I am not alone in these experiences. Just google “Traveling with a disability horror stories” and you will find 14+pages on the subject. My hope for the future is the awareness that blogs like this provide will improve the clearly broken system.
I’d like to offer some strategies we implemented along the way to help the drama a bit. We found these tactics didn’t eliminate issues, but they did reduce the frequency of issues.
- Call ahead to let them know you have a disability and request bulkhead seating if traveling for many hours. If you don’t know what that is, it’s the area in the center of the plane that usually has excess leg room. This made it easier for transfers, weight shifts and assisting him with his needs. It may not happen, even though you requested, but when it does, it is THE BEST.

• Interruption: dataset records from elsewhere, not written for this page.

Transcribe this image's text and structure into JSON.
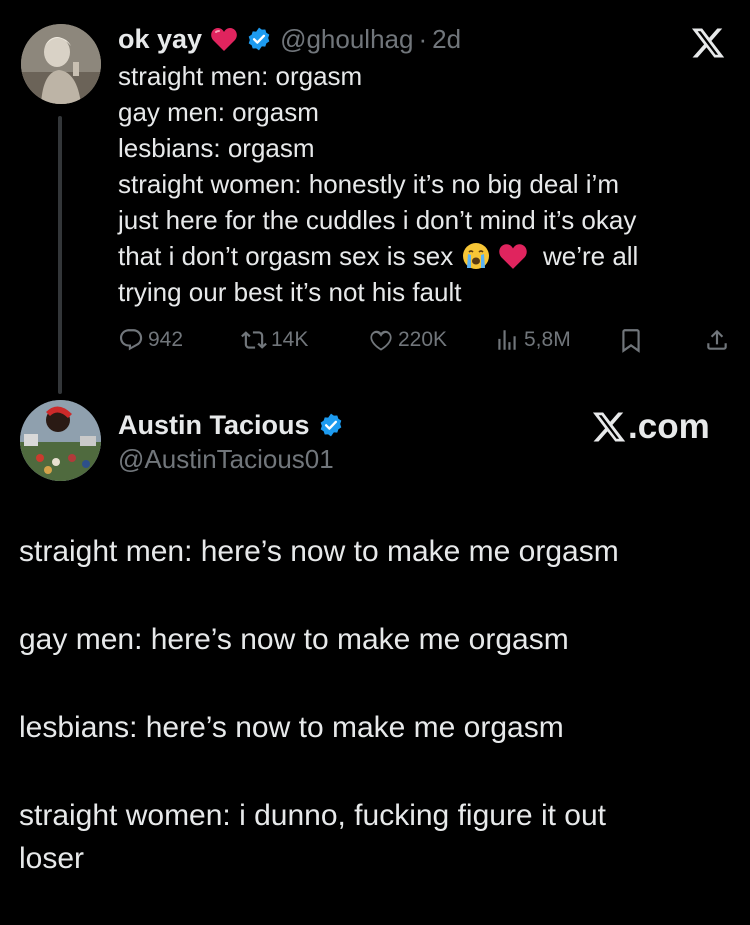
{
  "tweet1": {
    "display_name": "ok yay",
    "handle": "@ghoulhag",
    "separator": "·",
    "time": "2d",
    "lines": [
      "straight men: orgasm",
      "gay men: orgasm",
      "lesbians: orgasm",
      "straight women: honestly it’s no big deal i’m",
      "just here for the cuddles i don’t mind it’s okay",
      "that i don’t orgasm sex is sex",
      "we’re all",
      "trying our best it’s not his fault"
    ],
    "actions": {
      "replies": "942",
      "reposts": "14K",
      "likes": "220K",
      "views": "5,8M"
    }
  },
  "tweet2": {
    "display_name": "Austin Tacious",
    "handle": "@AustinTacious01",
    "watermark": ".com",
    "paragraphs": [
      "straight men: here’s now to make me orgasm",
      "gay men: here’s now to make me orgasm",
      "lesbians: here’s now to make me orgasm",
      "straight women: i dunno, fucking figure it out loser"
    ]
  },
  "colors": {
    "background": "#000000",
    "text": "#e7e9ea",
    "muted": "#71767b",
    "verified": "#1d9bf0",
    "heart": "#e0245e"
  },
  "icons": [
    "heart-emoji",
    "verified-badge",
    "x-logo",
    "reply-icon",
    "repost-icon",
    "like-icon",
    "views-icon",
    "bookmark-icon",
    "share-icon",
    "crying-emoji"
  ]
}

- Remove your seat cushion on your chair and store it in the overhead luggage area.
- Put zip ties in your chair’s backpack and, just before they take the chair from the plane, zip tie your wheels (if you have a manual chair) so they cannot remove those mofos.

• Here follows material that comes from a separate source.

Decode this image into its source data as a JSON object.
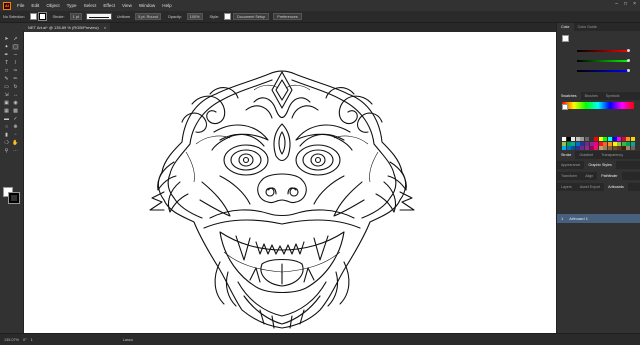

- We cut a square of memory foam that is the same size as his seat cushion and placed it on the airplane seat. IDK about you but, unless you have first class seats, we find those chairs are NOT very comfy. Plus it reduces the possibility for pressure sores. Not to mention it came in SUPER handy when his seat cushion was lost that one time…
- When booking your flight, make sure you book the aisle seat; it makes transferring so much easier!

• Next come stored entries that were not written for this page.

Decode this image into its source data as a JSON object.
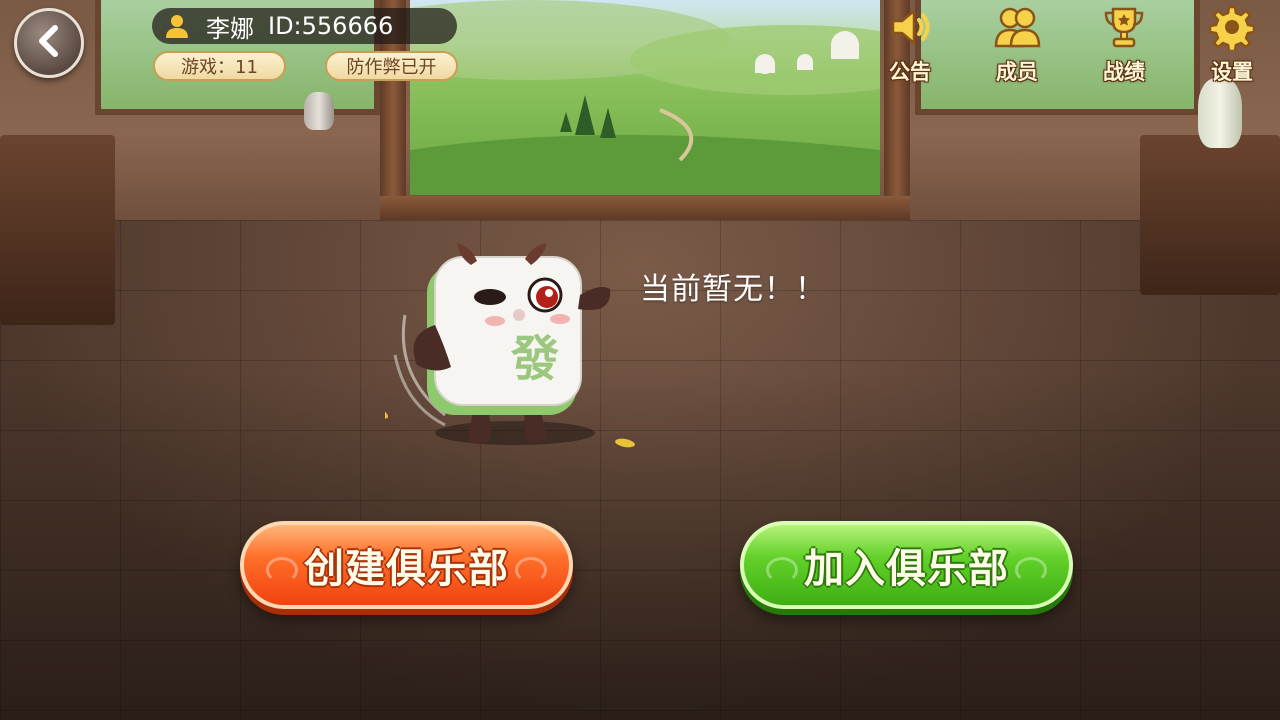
{
  "header": {
    "user_name": "李娜",
    "user_id": "ID:556666",
    "games_label": "游戏：11",
    "anticheat_label": "防作弊已开"
  },
  "top_menu": [
    {
      "label": "公告",
      "icon": "speaker-icon"
    },
    {
      "label": "成员",
      "icon": "members-icon"
    },
    {
      "label": "战绩",
      "icon": "trophy-icon"
    },
    {
      "label": "设置",
      "icon": "gear-icon"
    }
  ],
  "main": {
    "empty_message": "当前暂无！！",
    "mascot_tile_char": "發"
  },
  "actions": {
    "create_label": "创建俱乐部",
    "join_label": "加入俱乐部"
  },
  "colors": {
    "create_button": "#ff6f2a",
    "join_button": "#63d12a",
    "menu_gold": "#f5c542"
  }
}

- If you ever run into an issue, pull out your camera. It seems to quickly inspire them to get you what you need (tongue in cheek smiley face).
In the spirit of silver linings I have to say, I do appreciate these uncomfortable experiences. It promoted growth and gave me the ability to turn suffering into an opportunity for creating awareness so that others may not have to suffer as much.
I would love for you to jump on my crazy train of creating awareness by heading over to our FB + IG. Give me a follow and contribute by tagging me in your photos that are in the same spirit of the channel. Hit me up and I’ll tell you how to get the “Slap Up Packet” that I created. It lets people know they affected you by impairing your access.
We are all in this together and the more awareness we create, the faster we will make access better for our community.
I have been with my husband, who is a C4/5 Quadriplegic, for 12 years. After being affected repeatedly by people who don’t understand the necessity for handicapped parking, I started an online “Diary of Need”. It highlights access issues for the purpose of creating awareness to those who have not been affected by a disability. I give them the benefit of the doubt that they are unaware of how serious it is for us because they haven’t experienced it. The idea is to someday take this diary of need and create some legal changes.
I love my life and love being his wife. I get raised eyebrows on a consistent basis because I chose this life, it didn’t happen to me. 4 years after his injury I met him and we have been lap riding it through life since. To me, it’s not a thing. I mean, don’t get me wrong, it IS NOT the easiest life but all lifestyles have challenges. What is important is how he makes me feel. I am the most important thing to him. Everyone is looking for something in a partner. For some it’s money, or lifestyle…for me it’s that. The chair means nothing except that it gives him the ability to experience life.